La guerre économique exige du temps comme l’ont prouvé les précédents en Afrique du Sud ou en Lybie. Le pouvoir russe est conscient de la fragilité des démocraties face à leurs opinions. Les embargos gênent actuellement plus les Européens que les Russes en pouvant déboucher sur une récession et des pénuries. La Russie avec la hausse des cours bénéficie toujours de rentrées de devises en provenance des pays avec qui elle a maintenu des relations (Chine, pays émergents, Amérique latine). Les embargos technologiques pénaliseront la production d’énergie d’ici quelques mois même si les autorités russes comptent sur la Chine pour fournir les pièces détachées nécessaires. La mise hors marché (occidental) du deuxième producteur de pétrole et de gaz est sans précédent dans l’histoire contemporaine. Sur la durée, une réallocation de l’offre devrait intervenir avec le développement du gaz liquéfié dont le coût restera sans nul doute supérieur à celui du gaz naturel. Le pétrole qui n’est plus acheté par les occidentaux l’a été l’Inde et la Chine au prix d’une décote d’environ 25 dollars par rapport au prix du marché. La vente du gaz à l’Europe représente moins de 10 % des recettes publiques russes. L’arrêt des livraisons aurait donc peu d’effet sur la situation économique. Selon une société de conseil américaine, Rystad Energy, la Russie perdrait autour de 85 milliards de dollars en recettes fiscales pétrolières et gazières cette année, par rapport à un objectif de 300 milliards de dollars, Capital Economics, un autre cabinet de conseil, estime que la Russie a vendu son pétrole à un prix moyen de 85 dollars le baril depuis février. À compter du 31 décembre, les assureurs européens qui dominent le marché du transport pétrolier, ne pourront plus couvrir les pétroliers transportant des cargaisons russes. Il faudra trouver des assureurs de substitution reconnus au niveau mondial. De nombreux ports et canaux pourraient ne pas autoriser le passage des navires si le risque de pollution par les hydrocarbures n’est pas couvert. 14 % des exportations russes pourraient être ainsi menacées.

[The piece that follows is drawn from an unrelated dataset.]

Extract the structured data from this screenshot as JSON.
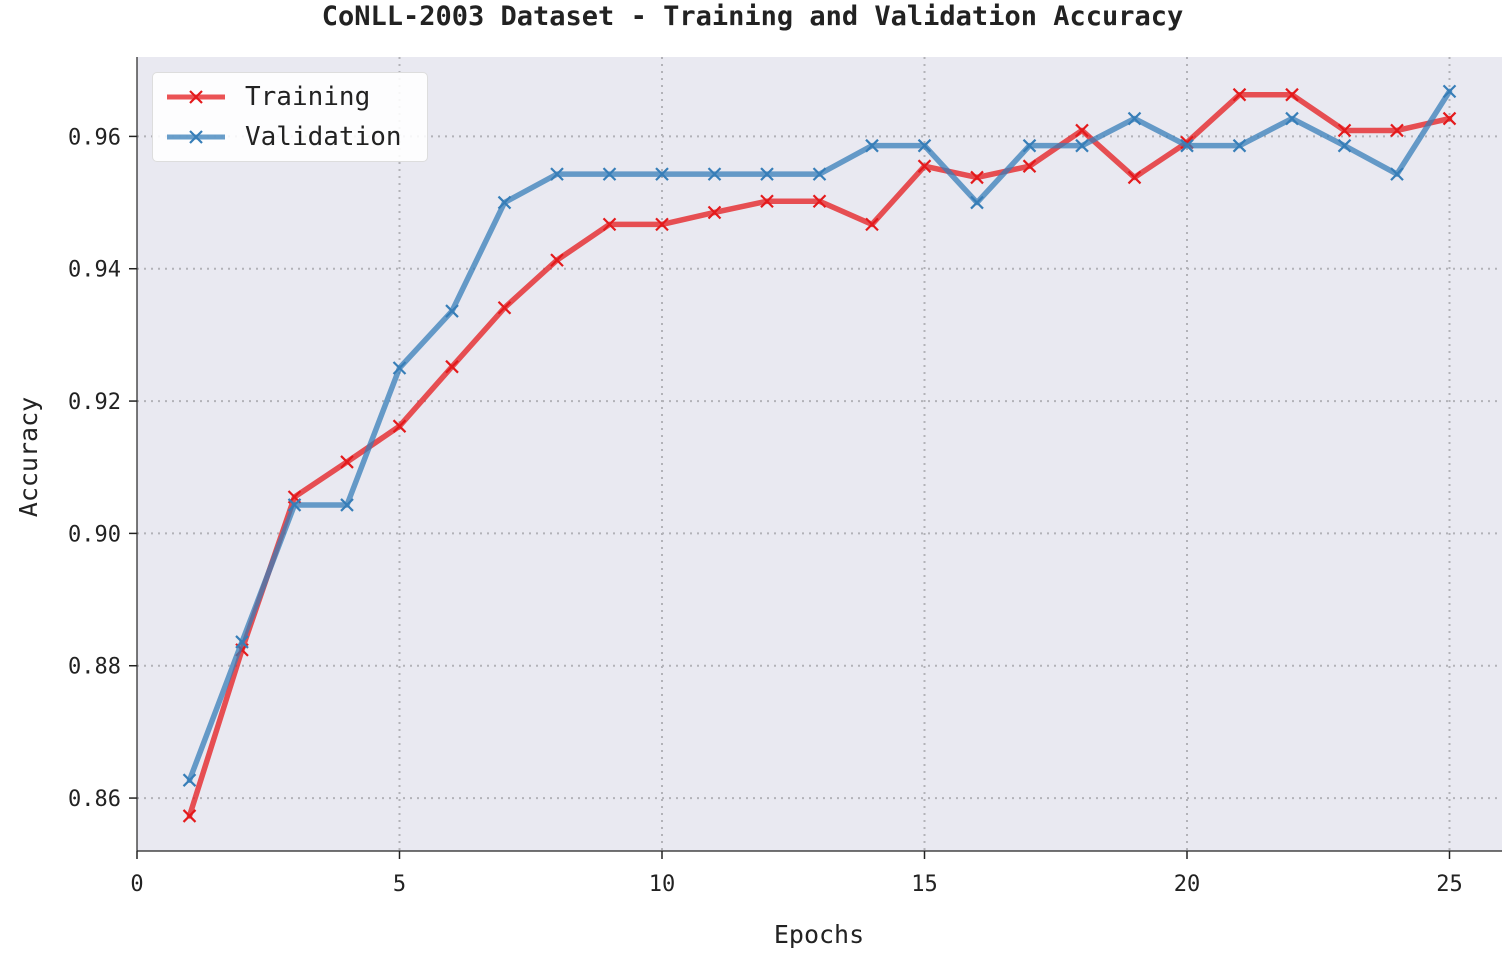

Les sanctions visant les oligarques et le blocage des avoirs à l’étranger auraient des effets mesurés. Selon Anders Aslund, ancien conseiller des gouvernements russe et ukrainien, seulement 50 milliards de dollars, sur les 400 milliards de dollars d’actifs offshore bloqués, ont été réellement gelés. Les oligarques ont réalisé de montages juridiques complexes en recourant aux possibilités offertes par les différents paradis fiscaux comme les Îles Caïmans ou Jersey. Ils ont également recours à des prête-noms afin de ne plus apparaître dans les documents officiels. De nombreux établissements financiers, en particulier ceux de petite taille et situés dans des États appliquant avec modération les sanctions, manquent de moyens et de temps pour effectuer toutes les vérifications. Les difficultés de oligarques accroissent leur dépendance au pouvoir russe, ce qui n’est pas pour déplaire à Vladimir Poutine.
Les banques commerciales russes sont confrontées à une série d’interdictions depuis l’invasion, en fonction de leur taille et de leur proximité avec le Kremlin. Les investisseurs occidentaux ne peuvent plus acheter ou vendre des obligations ou des actions émises par dix-neuf banques russes. Dix établissements de crédit russes dont les deux plus importants en termes d’actifs, ont été expulsés de Swift, le système d’informations bancaires utilisé par 11 000 banques pour les paiements transfrontaliers. Vingt-six ne peuvent plus effectuer de virements internationaux en dollars. Selon la Bundesbank, entre le 1er février et le 30 avril, les opérations entre les banques russes et celles de la zone euro se sont effondrées. Les alternatives à Swift, telles que le recours au télex, sont complexes et lentes. L’interdiction du dollar dans les échanges avec la Russie pèse sur les importations mais aussi sur toute une série d’opérations qui impliquent à un moment ou un autre le recours à la monnaie américaine. La Russie doit parfois recourir au troc pour une partie de ses activités commerciales transfrontalières. Les sanctions n’ont pas totalement isolé financièrement la Russie du reste du monde. Les banques qui sont associées à l’achat de pétrole et de gaz, notamment Gazprombank, sont toujours autorisées à utiliser Swift. Les banques russes de taille modeste sont restées connectées au réseau. L’Inde, qui importe du pétrole russe, recherche toujours un moyen viable de le payer en roupies. Le système d’informations bancaires chinois, CIPS, est de plus en plus utilisé. Les volumes d’échanges sur la paire yuan-rouble à la bourse de Moscou ont récemment atteint des sommets.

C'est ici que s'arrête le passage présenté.